Les États-Unis «continueront toujours d’être impliqués dans ce processus pour tenter de le faire avancer», a confié Rhodes aux journalistes lors d’un briefing pré-déplacement qui illustrait à quel point Obama a radicalement réduit ses ambitions depuis septembre 2010, lorsqu’il a déclaré qu’il était possible d’arriver à la paix dans l’année.

Alors pourquoi Obama y va-t-il?
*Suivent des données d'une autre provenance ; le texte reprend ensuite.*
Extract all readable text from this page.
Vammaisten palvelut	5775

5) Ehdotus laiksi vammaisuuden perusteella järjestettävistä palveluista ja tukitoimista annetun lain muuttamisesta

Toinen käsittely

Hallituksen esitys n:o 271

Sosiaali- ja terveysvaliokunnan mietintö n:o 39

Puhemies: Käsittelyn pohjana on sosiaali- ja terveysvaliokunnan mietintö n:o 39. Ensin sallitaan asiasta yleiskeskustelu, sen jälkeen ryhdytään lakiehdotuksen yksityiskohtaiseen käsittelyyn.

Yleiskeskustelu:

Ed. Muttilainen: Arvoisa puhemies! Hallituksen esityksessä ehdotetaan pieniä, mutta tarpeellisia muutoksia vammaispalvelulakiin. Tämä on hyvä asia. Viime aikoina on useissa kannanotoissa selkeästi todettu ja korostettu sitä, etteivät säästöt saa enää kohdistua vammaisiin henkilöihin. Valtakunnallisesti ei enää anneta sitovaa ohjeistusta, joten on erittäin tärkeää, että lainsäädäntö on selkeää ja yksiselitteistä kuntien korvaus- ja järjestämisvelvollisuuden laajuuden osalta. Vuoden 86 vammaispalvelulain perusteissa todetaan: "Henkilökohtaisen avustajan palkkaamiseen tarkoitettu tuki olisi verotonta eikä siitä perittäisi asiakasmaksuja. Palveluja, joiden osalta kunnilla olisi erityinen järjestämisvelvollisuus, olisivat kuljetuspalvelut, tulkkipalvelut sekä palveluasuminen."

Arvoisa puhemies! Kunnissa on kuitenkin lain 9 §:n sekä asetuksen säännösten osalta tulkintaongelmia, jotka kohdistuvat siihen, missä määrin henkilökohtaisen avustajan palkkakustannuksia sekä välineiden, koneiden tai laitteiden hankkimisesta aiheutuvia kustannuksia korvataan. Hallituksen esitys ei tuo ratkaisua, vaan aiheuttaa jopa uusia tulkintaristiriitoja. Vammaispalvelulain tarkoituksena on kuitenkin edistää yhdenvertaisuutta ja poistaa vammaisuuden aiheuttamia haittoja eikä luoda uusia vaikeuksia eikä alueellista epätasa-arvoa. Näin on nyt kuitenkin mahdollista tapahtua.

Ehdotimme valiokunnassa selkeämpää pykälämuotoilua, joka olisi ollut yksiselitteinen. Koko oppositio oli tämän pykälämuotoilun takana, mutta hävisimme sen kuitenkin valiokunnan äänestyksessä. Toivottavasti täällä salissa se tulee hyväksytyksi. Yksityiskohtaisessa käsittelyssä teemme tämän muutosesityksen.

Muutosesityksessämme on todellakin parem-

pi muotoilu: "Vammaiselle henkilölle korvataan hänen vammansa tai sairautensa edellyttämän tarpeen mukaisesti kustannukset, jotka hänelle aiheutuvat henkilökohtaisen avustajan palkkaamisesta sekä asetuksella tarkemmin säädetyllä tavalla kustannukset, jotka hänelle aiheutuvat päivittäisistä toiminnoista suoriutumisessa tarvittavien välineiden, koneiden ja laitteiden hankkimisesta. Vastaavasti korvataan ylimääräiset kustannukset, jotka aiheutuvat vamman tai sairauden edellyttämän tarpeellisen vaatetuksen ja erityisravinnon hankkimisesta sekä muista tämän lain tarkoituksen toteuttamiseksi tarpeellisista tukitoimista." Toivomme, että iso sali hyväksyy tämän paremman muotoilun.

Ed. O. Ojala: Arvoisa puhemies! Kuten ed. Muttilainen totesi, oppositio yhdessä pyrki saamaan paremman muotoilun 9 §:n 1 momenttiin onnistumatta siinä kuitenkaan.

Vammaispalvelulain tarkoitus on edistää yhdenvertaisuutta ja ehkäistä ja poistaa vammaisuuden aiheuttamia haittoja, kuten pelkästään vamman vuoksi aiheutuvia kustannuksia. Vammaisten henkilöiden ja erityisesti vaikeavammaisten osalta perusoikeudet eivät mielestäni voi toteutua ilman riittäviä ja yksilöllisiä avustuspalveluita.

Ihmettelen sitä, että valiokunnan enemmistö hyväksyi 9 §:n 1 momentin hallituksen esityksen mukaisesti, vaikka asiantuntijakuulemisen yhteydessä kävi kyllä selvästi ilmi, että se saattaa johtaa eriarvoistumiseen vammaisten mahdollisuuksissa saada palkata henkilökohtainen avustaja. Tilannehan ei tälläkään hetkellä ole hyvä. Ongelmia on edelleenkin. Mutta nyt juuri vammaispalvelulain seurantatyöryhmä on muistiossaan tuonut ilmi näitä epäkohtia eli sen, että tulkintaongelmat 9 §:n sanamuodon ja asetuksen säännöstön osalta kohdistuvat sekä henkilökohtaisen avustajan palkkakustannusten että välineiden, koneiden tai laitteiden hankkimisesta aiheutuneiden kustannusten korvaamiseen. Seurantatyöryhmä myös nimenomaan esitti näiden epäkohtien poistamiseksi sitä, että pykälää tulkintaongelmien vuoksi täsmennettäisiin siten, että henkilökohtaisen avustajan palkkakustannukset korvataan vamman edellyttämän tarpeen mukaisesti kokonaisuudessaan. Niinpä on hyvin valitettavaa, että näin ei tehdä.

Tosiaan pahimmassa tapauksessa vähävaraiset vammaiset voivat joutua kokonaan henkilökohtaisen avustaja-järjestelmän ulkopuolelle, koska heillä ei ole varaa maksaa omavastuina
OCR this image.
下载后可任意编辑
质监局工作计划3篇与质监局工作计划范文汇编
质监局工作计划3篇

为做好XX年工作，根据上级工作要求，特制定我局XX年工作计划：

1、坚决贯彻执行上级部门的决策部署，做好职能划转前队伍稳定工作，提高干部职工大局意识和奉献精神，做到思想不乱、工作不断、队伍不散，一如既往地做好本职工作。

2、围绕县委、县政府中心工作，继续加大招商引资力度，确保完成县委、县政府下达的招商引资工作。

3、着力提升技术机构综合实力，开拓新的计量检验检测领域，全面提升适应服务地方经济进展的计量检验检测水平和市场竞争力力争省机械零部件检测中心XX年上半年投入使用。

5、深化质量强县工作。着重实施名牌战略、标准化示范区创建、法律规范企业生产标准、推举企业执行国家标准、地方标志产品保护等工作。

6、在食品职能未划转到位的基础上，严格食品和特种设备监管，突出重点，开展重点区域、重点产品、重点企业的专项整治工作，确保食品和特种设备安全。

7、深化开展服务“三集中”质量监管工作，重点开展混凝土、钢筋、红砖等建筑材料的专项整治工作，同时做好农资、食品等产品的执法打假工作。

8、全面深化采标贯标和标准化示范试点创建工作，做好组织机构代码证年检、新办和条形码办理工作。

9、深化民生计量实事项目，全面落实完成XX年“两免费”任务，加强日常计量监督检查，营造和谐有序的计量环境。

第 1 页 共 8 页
S’agit-il vraiment d’une tentative de «réparer les relations avec le premier allié de l’Amérique au Moyen-Orient» comme l'écrit Scott Wilson, du Washington Post? Ou comme l'affirme Jeffrey Goldberg dans un article pour Bloomberg, de se présenter une nouvelle fois aux Israéliens et leur faire entendre qu’il comprend leur situation? Peut-être. Mais si c’est le cas, alors c’est réellement une perte de temps.

Ce que doit faire Obama pour sauver son voyage

Tout comme le secrétaire à la Défense, Chuck Hagel—dont la nomination avait été retardée par ceux qui craignaient qu’il ne soit pas suffisamment pro-Israël—n’était pas candidat à la fonction de ministre de la Défense israélien, Obama ne se présente pas non plus en Israël (ni nulle part d’ailleurs). Et quiconque connaît les Israéliens et leur état d’esprit actuel au sujet des Palestiniens (des quoi?) sait qu’une petite flatterie de l’ego ne suffira pas à inciter la population à soutenir un accord de paix.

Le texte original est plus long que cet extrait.